17 January 2013

6 Inaugural Sundays in history: the 7th is coming this weekend

Richard E. Berg-Anderson of "The Green Papers" has done a very nice write-up of the Inauguration days that have fallen on a Sunday. Until this week, there have been 6 such Sundays. After the weekend, there will have been 7.

The History of American Presidential Terms of Office starting on a Sunday

(btw, his definition of how the problem got started is most excellent, it was an error in being clear on writing legislation)


Those Sundays were (are):

March 4, 1821, Sunday: James Monroe's re-election. Monroe took the oath on the 5th and didn't really worry all that much about the fourth. Technically, if you wanted to be a stickler about it all, we did not have a president on March 4th, 1821 for a day - but since Monroe was already in the White House and everyone knew he was handily re-elected, it really was no problem.

skip 28 years:

March 4, 1849, Sunday: Zachary Taylor (Whig) was elected President. He was an extremely religious man and REFUSED to take the oath on a Sunday. Former one-term president Polk (D) left the White House on March 3rd - so for a day, we truly did not have a president. Of course, the legend spread that that President Pro Tempore of the Senate, David Atchison, was technically President for a day, but his term as President Pro Tempore of the Senate had also just ended on March 3rd. Back then the line of succession in the case of the death or removal of the President was: Vice President, President Pro Tempore of the Senate. This was changed in 1945.

skip 28 years:

March 4, 1877, Sunday: Rutherford B. Hayes (R), who LOST in the popular vote to Democrat Tilden (D) by 3 complete percentage points, won in the electoral college by 1 vote (1!!), 185 to 184, after the electors from Florida, South Carolina, Louisiana and Oregon were disputed and a congressional panel of 15 (8 Republicans, 7 Democrats), voting strictly along party lines, awarded the electors from all four states to Hayes. For three months, the land was alive with screams of "Tilden or blood!" Actually, this election makes 2000 look like child's play. But Hayes was so paranoid that he might be upended somehow that he SECRETLY (and illegally, to note) took the oath on March 3rd, in the presence of outgoing President Grant, and then took the oath again on March 5th.

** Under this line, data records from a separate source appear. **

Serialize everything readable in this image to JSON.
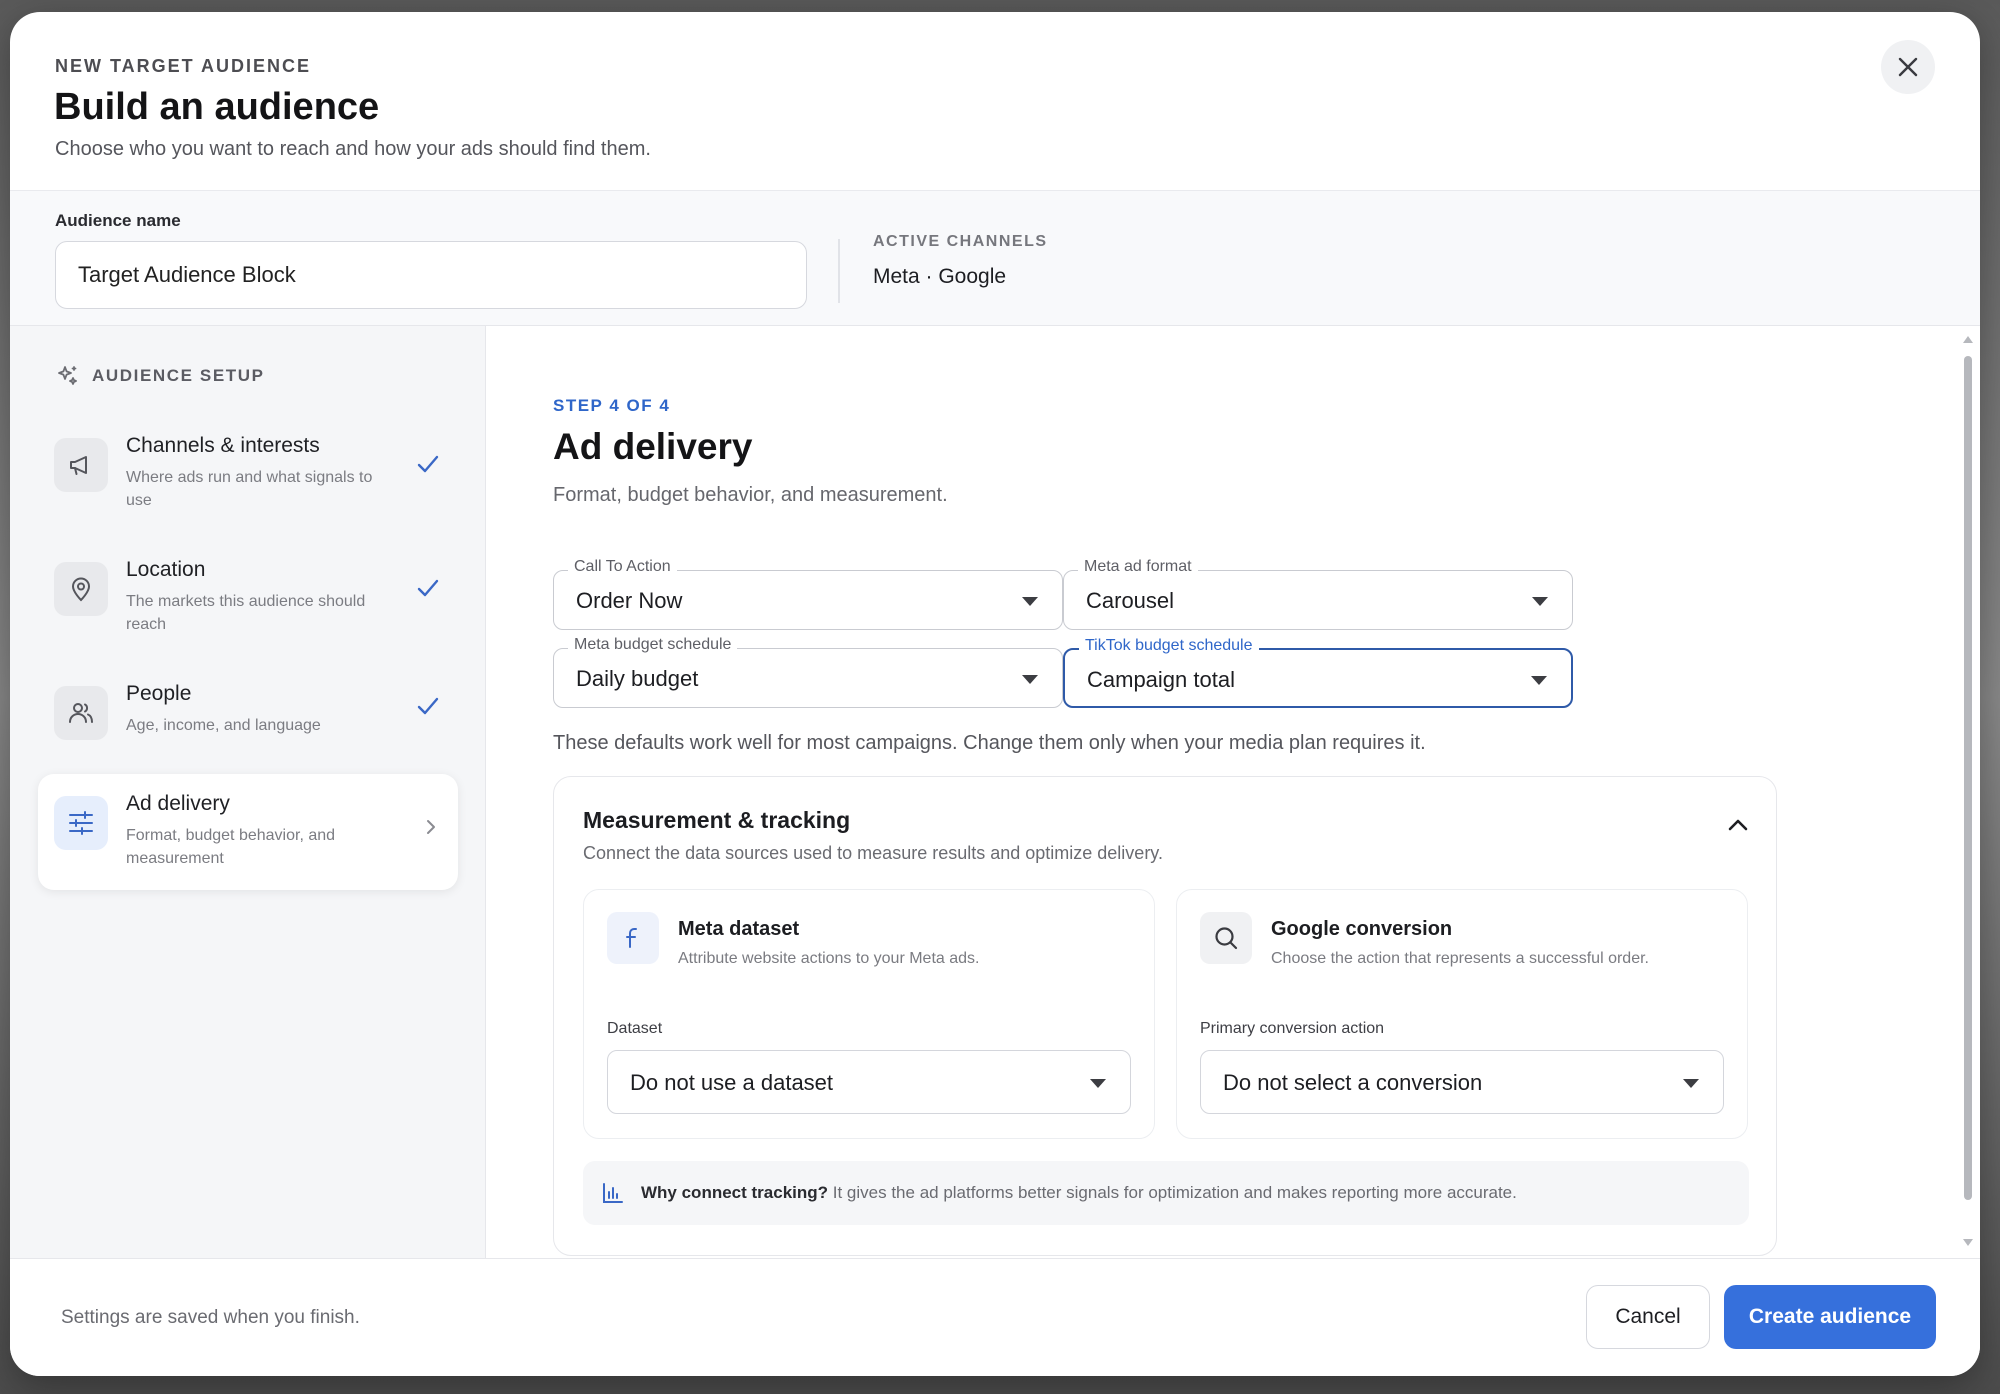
{
  "header": {
    "eyebrow": "NEW TARGET AUDIENCE",
    "title": "Build an audience",
    "subtitle": "Choose who you want to reach and how your ads should find them.",
    "close_icon": "close-icon"
  },
  "audience": {
    "name_label": "Audience name",
    "name_value": "Target Audience Block",
    "channels_label": "ACTIVE CHANNELS",
    "channels_value": "Meta · Google"
  },
  "sidebar": {
    "heading": "AUDIENCE SETUP",
    "heading_icon": "sparkle-icon",
    "steps": [
      {
        "title": "Channels & interests",
        "desc": "Where ads run and what signals to use",
        "icon": "megaphone-icon",
        "status": "complete"
      },
      {
        "title": "Location",
        "desc": "The markets this audience should reach",
        "icon": "map-pin-icon",
        "status": "complete"
      },
      {
        "title": "People",
        "desc": "Age, income, and language",
        "icon": "people-icon",
        "status": "complete"
      },
      {
        "title": "Ad delivery",
        "desc": "Format, budget behavior, and measurement",
        "icon": "sliders-icon",
        "status": "current"
      }
    ]
  },
  "main": {
    "step_indicator": "STEP 4 OF 4",
    "title": "Ad delivery",
    "subtitle": "Format, budget behavior, and measurement.",
    "fields": {
      "call_to_action": {
        "label": "Call To Action",
        "value": "Order Now"
      },
      "meta_ad_format": {
        "label": "Meta ad format",
        "value": "Carousel"
      },
      "meta_budget_schedule": {
        "label": "Meta budget schedule",
        "value": "Daily budget"
      },
      "tiktok_budget_schedule": {
        "label": "TikTok budget schedule",
        "value": "Campaign total"
      }
    },
    "defaults_note": "These defaults work well for most campaigns. Change them only when your media plan requires it.",
    "measurement": {
      "title": "Measurement & tracking",
      "subtitle": "Connect the data sources used to measure results and optimize delivery.",
      "meta": {
        "title": "Meta dataset",
        "desc": "Attribute website actions to your Meta ads.",
        "field_label": "Dataset",
        "value": "Do not use a dataset"
      },
      "google": {
        "title": "Google conversion",
        "desc": "Choose the action that represents a successful order.",
        "field_label": "Primary conversion action",
        "value": "Do not select a conversion"
      },
      "info_strong": "Why connect tracking?",
      "info_text": " It gives the ad platforms better signals for optimization and makes reporting more accurate."
    }
  },
  "footer": {
    "note": "Settings are saved when you finish.",
    "cancel_label": "Cancel",
    "create_label": "Create audience"
  },
  "colors": {
    "accent": "#3670dc",
    "accent_text": "#2f66c9",
    "focus_border": "#2f5aa8"
  }
}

skip more than 28 years. skip 40 years. This is explained in the article.

March 4, 1917, Sunday: Wilson (D) had been re-elected. He first took the oath privately in a room close to the Senate Chambers called the "President's room", where he had signed all legislation that came before him. The oath was taken without the press being present. Because of the impending entrance into WWI, the former Congress actually stayed in session on March 3rd through the morning of March 4th, trying to get the "Armed Ships" bill through. Wilson then took the oath again on March 5th in the public ceremony.

skip 40 years, this time not because of the Gregorian Calendar, but rather, because of the 20th amendment, which moved Inauguration day to January 20th and went into effect in 1934.

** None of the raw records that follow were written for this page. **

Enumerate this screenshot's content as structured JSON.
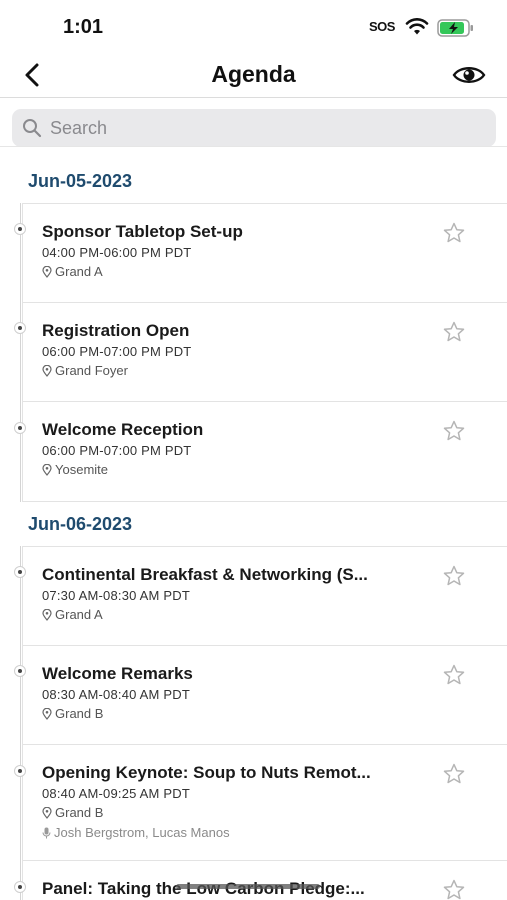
{
  "status_bar": {
    "time": "1:01",
    "sos": "SOS",
    "wifi_icon": "wifi-icon",
    "battery_icon": "battery-charging-icon",
    "battery_color": "#34c759"
  },
  "nav": {
    "back_icon": "chevron-left-icon",
    "title": "Agenda",
    "eye_icon": "eye-icon"
  },
  "search": {
    "placeholder": "Search",
    "value": "",
    "icon": "search-icon"
  },
  "colors": {
    "day_header": "#1f4b6e",
    "star": "#b5b5b5"
  },
  "days": [
    {
      "date": "Jun-05-2023",
      "sessions": [
        {
          "title": "Sponsor Tabletop Set-up",
          "time": "04:00 PM-06:00 PM PDT",
          "location": "Grand A",
          "favorite": false
        },
        {
          "title": "Registration Open",
          "time": "06:00 PM-07:00 PM PDT",
          "location": "Grand Foyer",
          "favorite": false
        },
        {
          "title": "Welcome Reception",
          "time": "06:00 PM-07:00 PM PDT",
          "location": "Yosemite",
          "favorite": false
        }
      ]
    },
    {
      "date": "Jun-06-2023",
      "sessions": [
        {
          "title": "Continental Breakfast & Networking (S...",
          "time": "07:30 AM-08:30 AM PDT",
          "location": "Grand A",
          "favorite": false
        },
        {
          "title": "Welcome Remarks",
          "time": "08:30 AM-08:40 AM PDT",
          "location": "Grand B",
          "favorite": false
        },
        {
          "title": "Opening Keynote: Soup to Nuts Remot...",
          "time": "08:40 AM-09:25 AM PDT",
          "location": "Grand B",
          "speakers": "Josh Bergstrom, Lucas Manos",
          "favorite": false
        },
        {
          "title": "Panel: Taking the Low Carbon Pledge:...",
          "favorite": false
        }
      ]
    }
  ]
}
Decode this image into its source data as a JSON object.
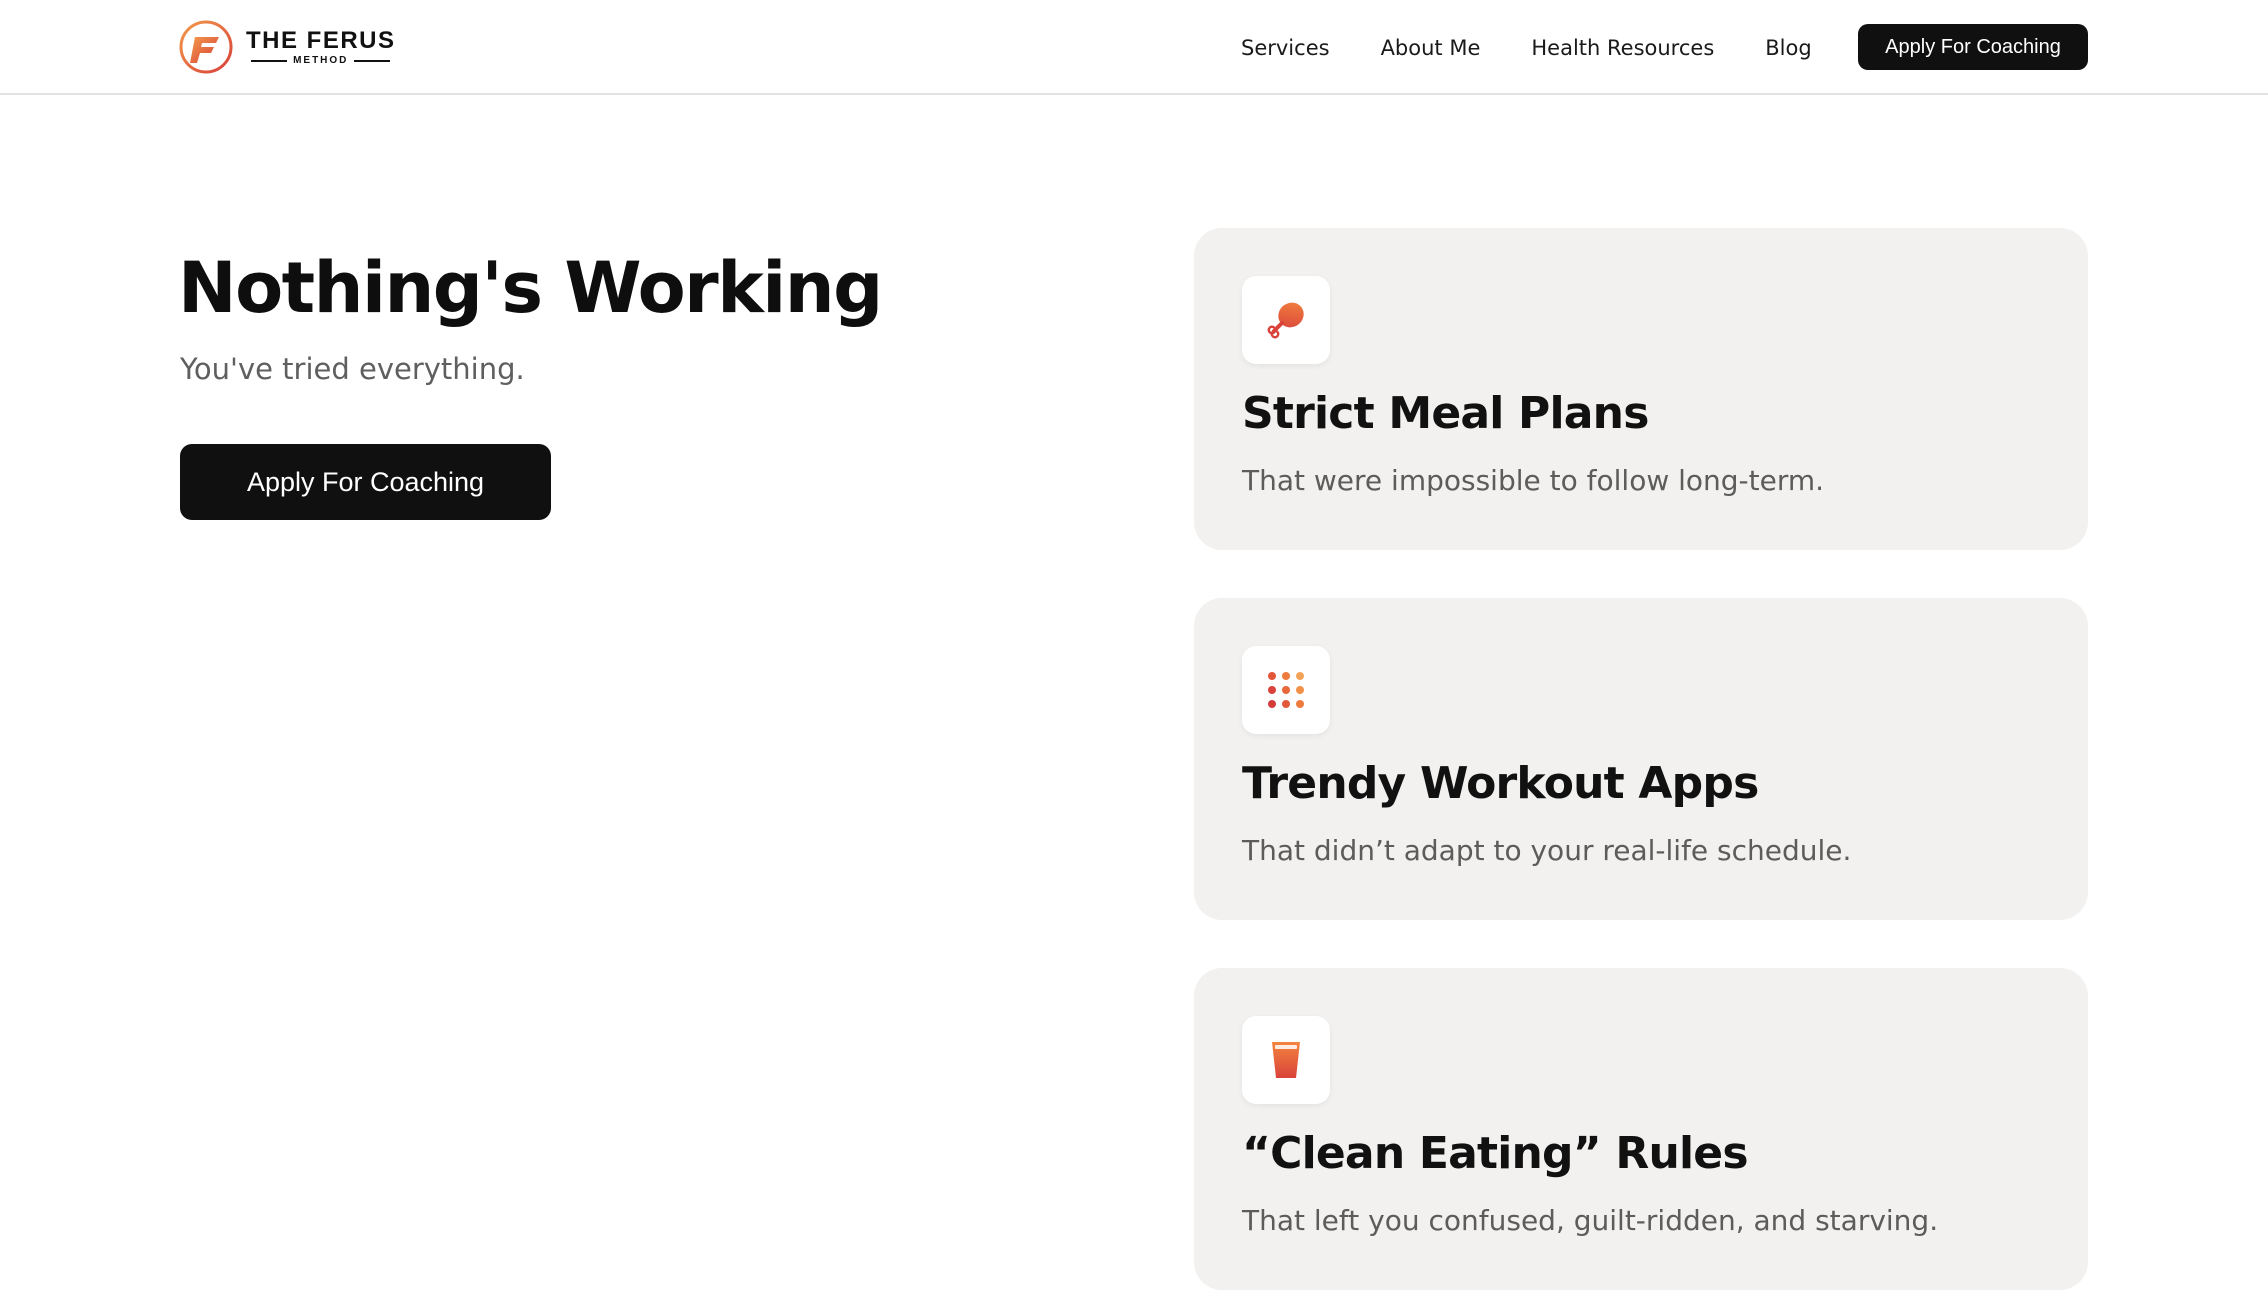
{
  "header": {
    "logo_title": "THE FERUS",
    "logo_sub": "METHOD",
    "nav": [
      {
        "label": "Services"
      },
      {
        "label": "About Me"
      },
      {
        "label": "Health Resources"
      },
      {
        "label": "Blog"
      }
    ],
    "cta_label": "Apply For Coaching"
  },
  "hero": {
    "title": "Nothing's Working",
    "subtitle": "You've tried everything.",
    "cta_label": "Apply For Coaching"
  },
  "cards": [
    {
      "icon": "drumstick-icon",
      "title": "Strict Meal Plans",
      "desc": "That were impossible to follow long-term."
    },
    {
      "icon": "dot-grid-icon",
      "title": "Trendy Workout Apps",
      "desc": "That didn’t adapt to your real-life schedule."
    },
    {
      "icon": "glass-icon",
      "title": "“Clean Eating” Rules",
      "desc": "That left you confused, guilt-ridden, and starving."
    }
  ],
  "colors": {
    "accent_orange": "#ee6a2c",
    "accent_red": "#d9433b",
    "card_bg": "#f2f1ef",
    "button_bg": "#111010"
  }
}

January 20, 1957, Sunday: Eisenhower (R) (and VP Nixon) took private oaths without press on Sunday, and re-took the oaths on Monday January 21st.

skip 28 years:

January 20, 1985, Sunday: Reagan (R) (and VP Bush 41) both took the oath privately, without the press, on that Sunday and re-took them on Monday, January 21st. The weather on January 21st was so terribly cold that Inaugural ceremonies, including the parade, were cancelled, and Reagan took the oath "publicly" in the Rotunda. People often call this the Super-Bowl Inauguration, for Super Bowl XIX was also on January 20th, and Reagan even called the coin-toss that evening.


skip 28 years:

January 20th, 2013 will be on a Sunday. In the tradition of three predecessors (Wilson, Eisenhower and Reagan), President Obama (D) and Vice President Biden (D) will take the oath privately, without press, and then re-take the oath at the Inaugural ceremonies on Monday, January 21st.

There have already been some screams on the Right that the press is not allowed for the Sunday swearing in, but in reality, Obama is following a precedent that goes back almost 100 years.

If the current Inauguration day as proscribed by law holds and is not changed, then the next Inauguration Day that will fall on a Sunday will be January 20th, 2041.